High angle view of stethoscope and piggy bank on blue background

The Medicare Payment Advisory Commission offered initial recommendations for Congress to cut home health reimbursement by 7% and pause hospice payment updates in 2025. 

“The 2022 [home health] margins remain above 20%, higher than the long-run average of 16.8% since 2001,” Evan Christman, senior analyst at MedPAC, said during last Friday’s public meeting, according to a transcript. “Overall, these margins indicate that Medicare fee-for-service continues to pay well in excess of cost.”

Part of the reason home health agencies reportedly saw margins of 22.2%, on average, according to Christman, is a decline in the number of visits per 30-day period. Since the implementation of the Patient-Driven Groupings Model in 2020, these visits have declined more than 15%; between 2021 and 2022, visits per 30 days declined 3.5%. 

Home health advocates were quick to dispute MedPAC’s claims.

“There are many shortfalls in MedPAC’s home health margins report — starting with the fact that MedPAC’s analysis only captures a declining fraction of the Medicare home health population, ignoring that overall margins are low,” Joanne Cunningham, chief executive officer of the Partnership for Quality Home Healthcare, said in a statement. “Additionally, relying on incomplete, poor-quality data and an opaque methodology runs the risk of dangerously misleading policymakers who rely on MedPAC to inform their decisions.”

The Partnership and National Association for Home Care & Hospice cited poor methodology and data in the recent home health final rule, which contained a Medicare cut related to PDGM. 

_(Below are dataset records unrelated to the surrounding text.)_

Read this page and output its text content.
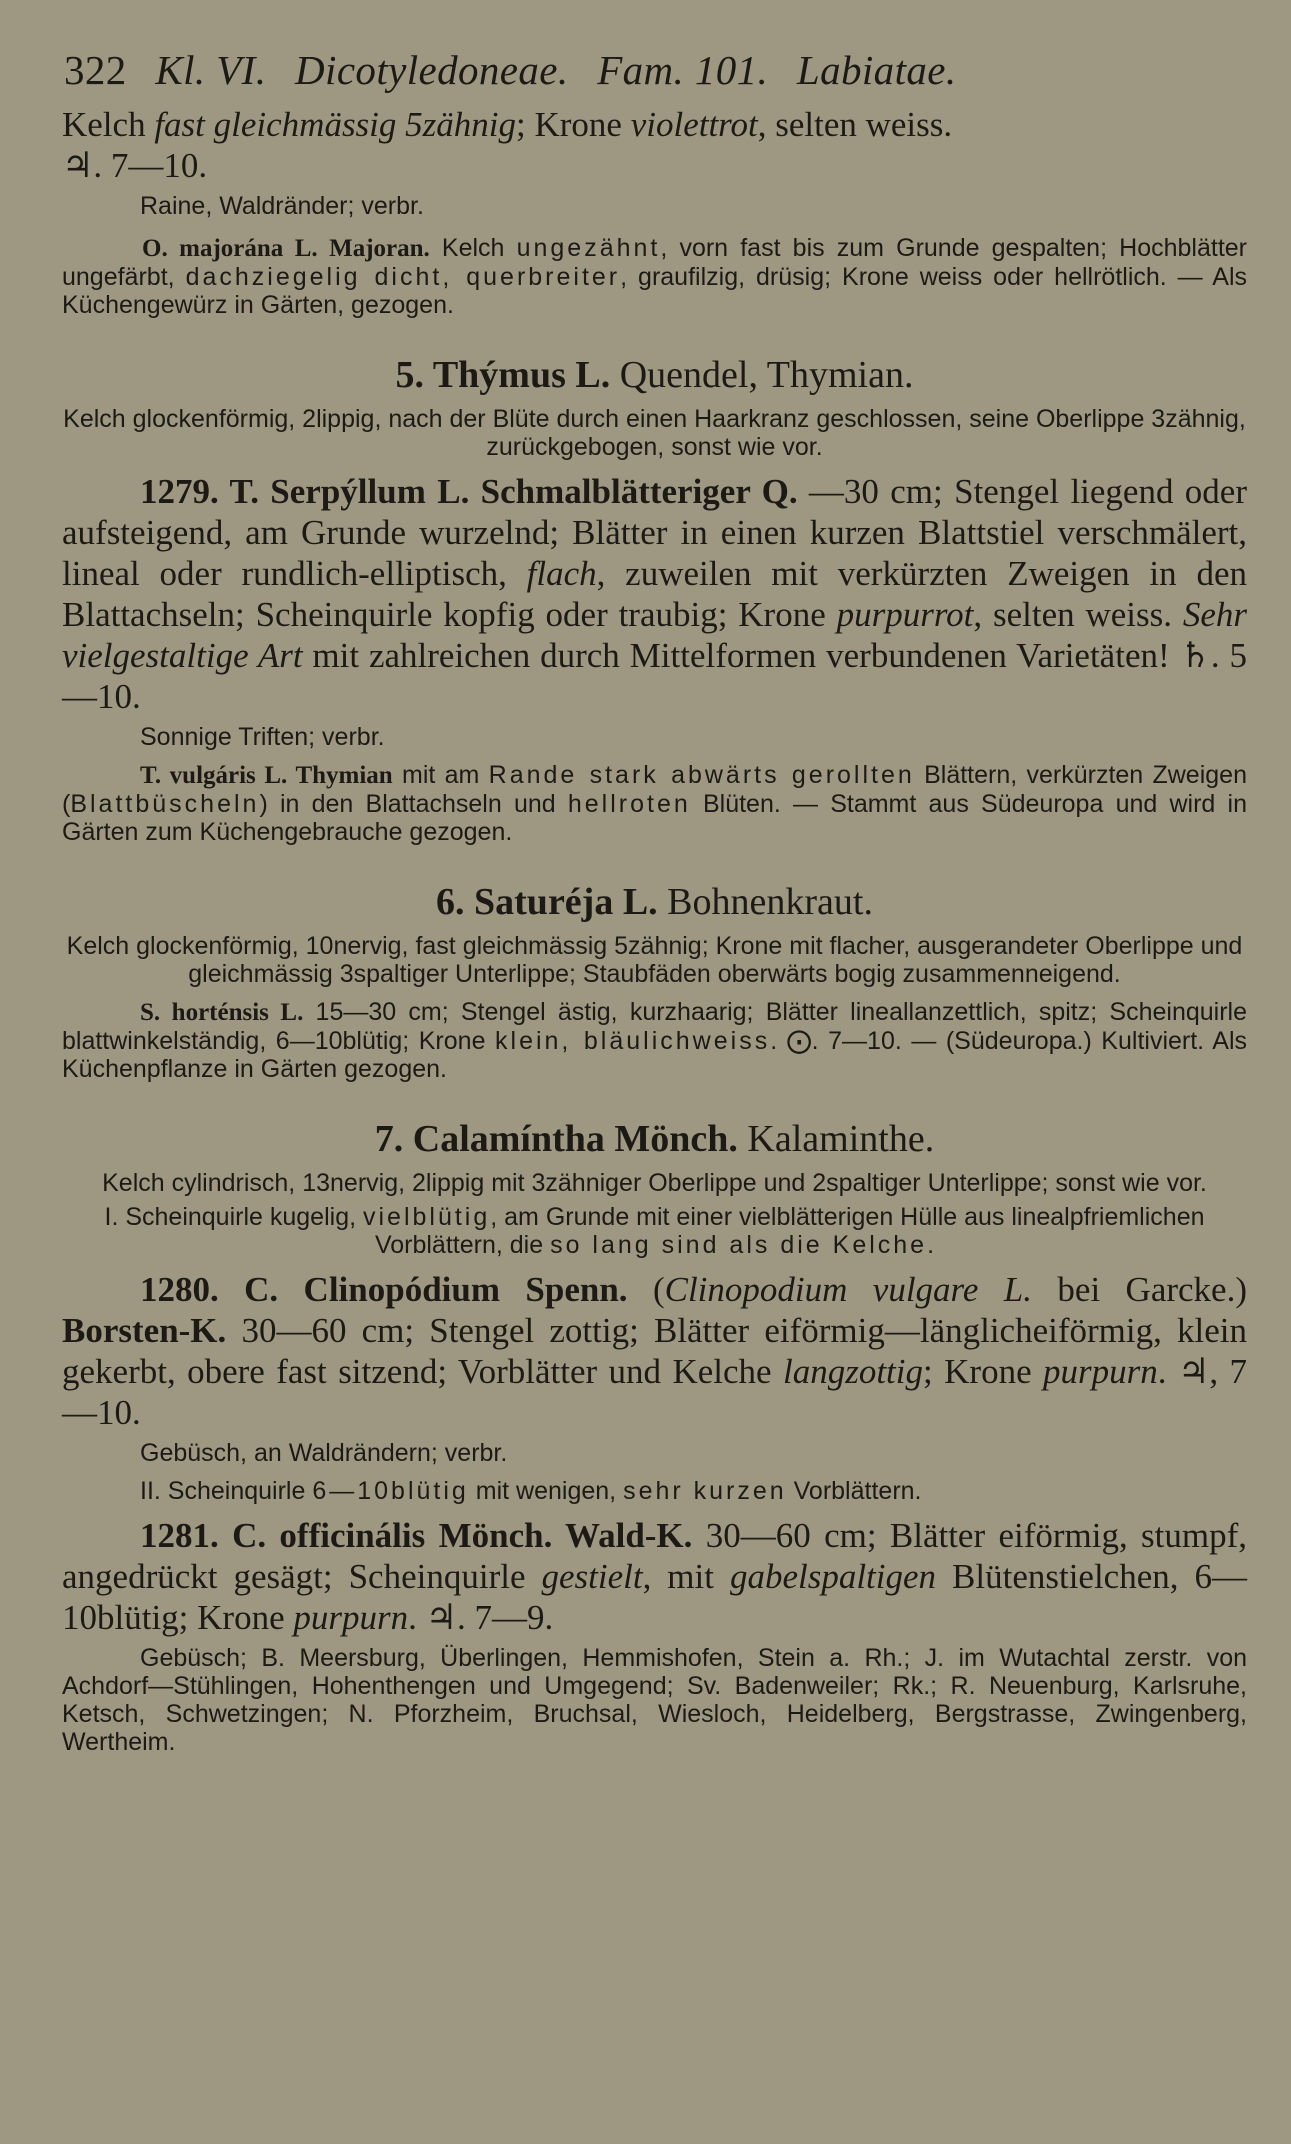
322 Kl. VI. Dicotyledoneae. Fam. 101. Labiatae.

Kelch fast gleichmässig 5zähnig; Krone violettrot, selten weiss.

♃. 7—10.

Raine, Waldränder; verbr.

O. majorána L. Majoran. Kelch ungezähnt, vorn fast bis zum Grunde gespalten; Hochblätter ungefärbt, dachziegelig dicht, querbreiter, graufilzig, drüsig; Krone weiss oder hellrötlich. — Als Küchengewürz in Gärten, gezogen.

5. Thýmus L. Quendel, Thymian.

Kelch glockenförmig, 2lippig, nach der Blüte durch einen Haarkranz geschlossen, seine Oberlippe 3zähnig, zurückgebogen, sonst wie vor.

1279. T. Serpýllum L. Schmalblätteriger Q. —30 cm; Stengel liegend oder aufsteigend, am Grunde wurzelnd; Blätter in einen kurzen Blattstiel verschmälert, lineal oder rundlich-elliptisch, flach, zuweilen mit verkürzten Zweigen in den Blattachseln; Scheinquirle kopfig oder traubig; Krone purpurrot, selten weiss. Sehr vielgestaltige Art mit zahlreichen durch Mittelformen verbundenen Varietäten! ♄. 5—10.

Sonnige Triften; verbr.

T. vulgáris L. Thymian mit am Rande stark abwärts gerollten Blättern, verkürzten Zweigen (Blattbüscheln) in den Blattachseln und hellroten Blüten. — Stammt aus Südeuropa und wird in Gärten zum Küchengebrauche gezogen.

6. Saturéja L. Bohnenkraut.

Kelch glockenförmig, 10nervig, fast gleichmässig 5zähnig; Krone mit flacher, ausgerandeter Oberlippe und gleichmässig 3spaltiger Unterlippe; Staubfäden oberwärts bogig zusammenneigend.

S. horténsis L. 15—30 cm; Stengel ästig, kurzhaarig; Blätter lineallanzettlich, spitz; Scheinquirle blattwinkelständig, 6—10blütig; Krone klein, bläulichweiss. ⨀. 7—10. — (Südeuropa.) Kultiviert. Als Küchenpflanze in Gärten gezogen.

7. Calamíntha Mönch. Kalaminthe.

Kelch cylindrisch, 13nervig, 2lippig mit 3zähniger Oberlippe und 2spaltiger Unterlippe; sonst wie vor.

I. Scheinquirle kugelig, vielblütig, am Grunde mit einer vielblätterigen Hülle aus linealpfriemlichen Vorblättern, die so lang sind als die Kelche.

1280. C. Clinopódium Spenn. (Clinopodium vulgare L. bei Garcke.) Borsten-K. 30—60 cm; Stengel zottig; Blätter eiförmig—länglicheiförmig, klein gekerbt, obere fast sitzend; Vorblätter und Kelche langzottig; Krone purpurn. ♃, 7—10.

Gebüsch, an Waldrändern; verbr.

II. Scheinquirle 6—10blütig mit wenigen, sehr kurzen Vorblättern.

1281. C. officinális Mönch. Wald-K. 30—60 cm; Blätter eiförmig, stumpf, angedrückt gesägt; Scheinquirle gestielt, mit gabelspaltigen Blütenstielchen, 6—10blütig; Krone purpurn. ♃. 7—9.

Gebüsch; B. Meersburg, Überlingen, Hemmishofen, Stein a. Rh.; J. im Wutachtal zerstr. von Achdorf—Stühlingen, Hohenthengen und Umgegend; Sv. Badenweiler; Rk.; R. Neuenburg, Karlsruhe, Ketsch, Schwetzingen; N. Pforzheim, Bruchsal, Wiesloch, Heidelberg, Bergstrasse, Zwingenberg, Wertheim.
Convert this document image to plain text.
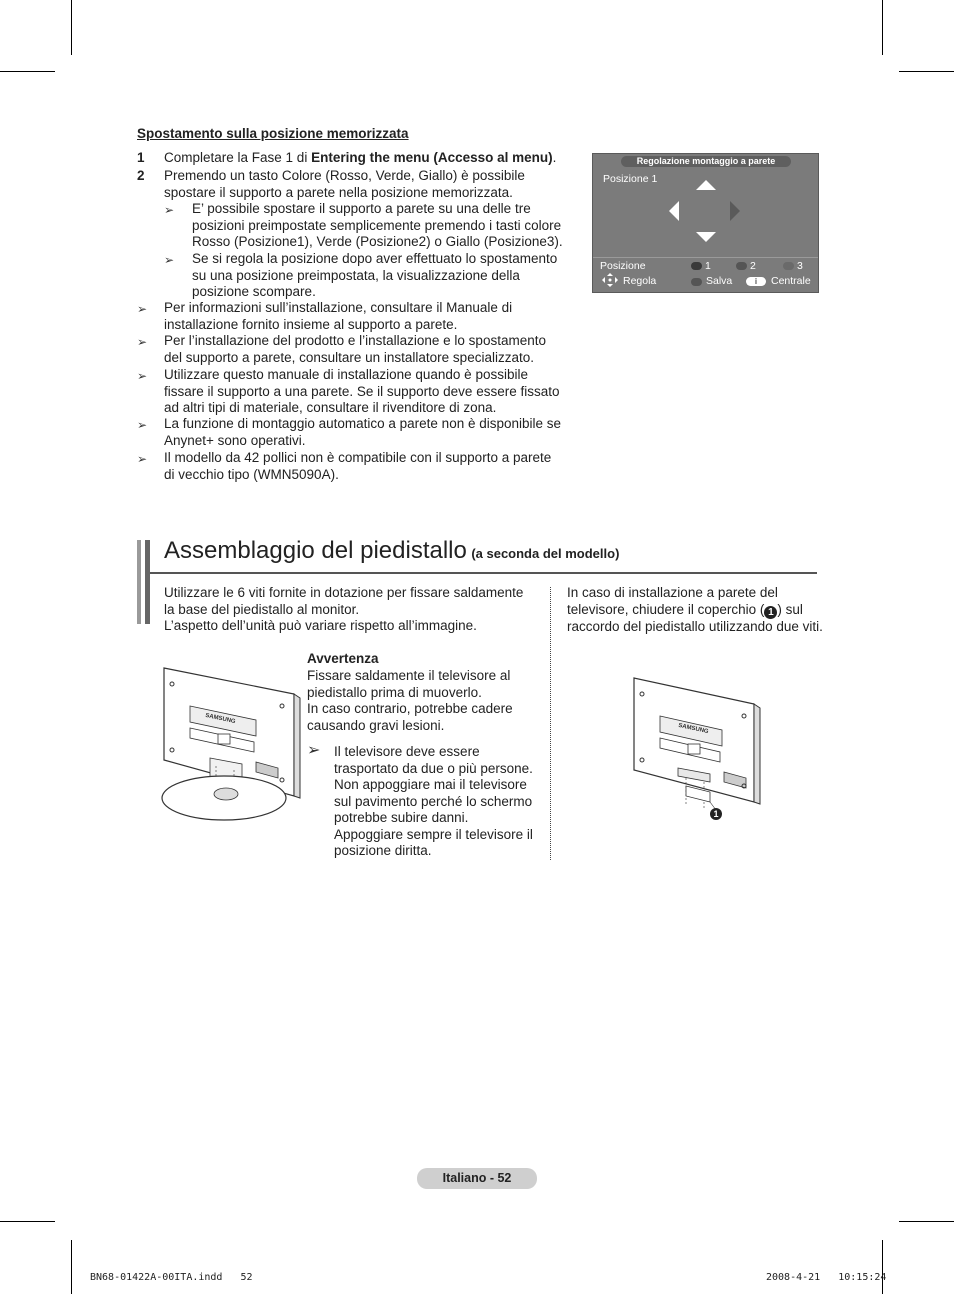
Spostamento sulla posizione memorizzata
1 Completare la Fase 1 di Entering the menu (Accesso al menu).
2 Premendo un tasto Colore (Rosso, Verde, Giallo) è possibile
spostare il supporto a parete nella posizione memorizzata.
➢ E’ possibile spostare il supporto a parete su una delle tre
posizioni preimpostate semplicemente premendo i tasti colore
Rosso (Posizione1), Verde (Posizione2) o Giallo (Posizione3).
➢ Se si regola la posizione dopo aver effettuato lo spostamento
su una posizione preimpostata, la visualizzazione della
posizione scompare.
➢ Per informazioni sull’installazione, consultare il Manuale di
installazione fornito insieme al supporto a parete.
➢ Per l’installazione del prodotto e l’installazione e lo spostamento
del supporto a parete, consultare un installatore specializzato.
➢ Utilizzare questo manuale di installazione quando è possibile
fissare il supporto a una parete. Se il supporto deve essere fissato
ad altri tipi di materiale, consultare il rivenditore di zona.
➢ La funzione di montaggio automatico a parete non è disponibile se
Anynet+ sono operativi.
➢ Il modello da 42 pollici non è compatibile con il supporto a parete
di vecchio tipo (WMN5090A).
Regolazione montaggio a parete
Posizione 1
Posizione	1	2	3
Regola	Salva	i	Centrale
Assemblaggio del piedistallo (a seconda del modello)
Utilizzare le 6 viti fornite in dotazione per fissare saldamente
la base del piedistallo al monitor.
L’aspetto dell’unità può variare rispetto all’immagine.
In caso di installazione a parete del
televisore, chiudere il coperchio ( 1 ) sul
raccordo del piedistallo utilizzando due viti.
Avvertenza
Fissare saldamente il televisore al
piedistallo prima di muoverlo.
In caso contrario, potrebbe cadere
causando gravi lesioni.
➢ Il televisore deve essere
trasportato da due o più persone.
Non appoggiare mai il televisore
sul pavimento perché lo schermo
potrebbe subire danni.
Appoggiare sempre il televisore il
posizione diritta.
SAMSUNG
SAMSUNG
1
Italiano - 52
BN68-01422A-00ITA.indd   52	2008-4-21   10:15:24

MedPAC: No hospice payment update

MedPAC also recommended that Congress eliminate any payment updates for hospice providers in 2025. The hospice program, according to MedPAC principal policy analyst Kim Neuman, shows signs that its current payment rates are sufficient to sustain quality and growth.

“Indicators of payment adequacy are favorable,” Neuman said. “The supply of providers continues to grow. The share of decedents using hospice, the number of hospice users and total days of care increased. Length of stay also increased. In-person visits per week increased slightly, and marginal profit was 17%.”

Hospice industry leaders voiced disagreement with MedPAC’s recommendations. By not updating hospice payment for 2025, the commission does not account for “ongoing financial challenges hospices are facing,” such as workforce-related issues, high costs and inflation, according to William Dombi, president of NAHC. 

“NAHC disagrees with MedPAC’s recommendation not to update hospices’ payment rates for FY025,” Dombi said in a statement. “Hospices are still facing historically high costs across a number of areas, and CMS has failed to accurately account for real inflation in their reimbursement rates.”

He added, “When policymakers don’t receive accurate information, they risk making policy decisions that have unintended, yet negative, consequences on beneficiaries. We hope that MedPAC can address our concerns about how it came to its erroneous conclusions in this presentation and work to provide stakeholders with more accurate, reliable, transparent, and actionable data.”

Still, Dombi noted he was pleased that MedPAC omitted its prior recommendation to wage-adjust and reduce the aggregate cap by 20%.

“While NAHC believes that Congress should consider wage-adjusting the cap to address wage variation, this change should be phased in over time to minimize the potential impact on access to care and to allow the most negatively impacted areas of the country to adjust,” NAHC said, continuing, “NAHC disagrees strongly however with MedPAC’s recommendation to reduce the cap by 20 percent, and has advocated against this change for years.”

The home health and hospice recommendations released last Friday are draft recommendations. MedPAC will have a formal vote on the recommendations in January and release its annual report to Congress in March.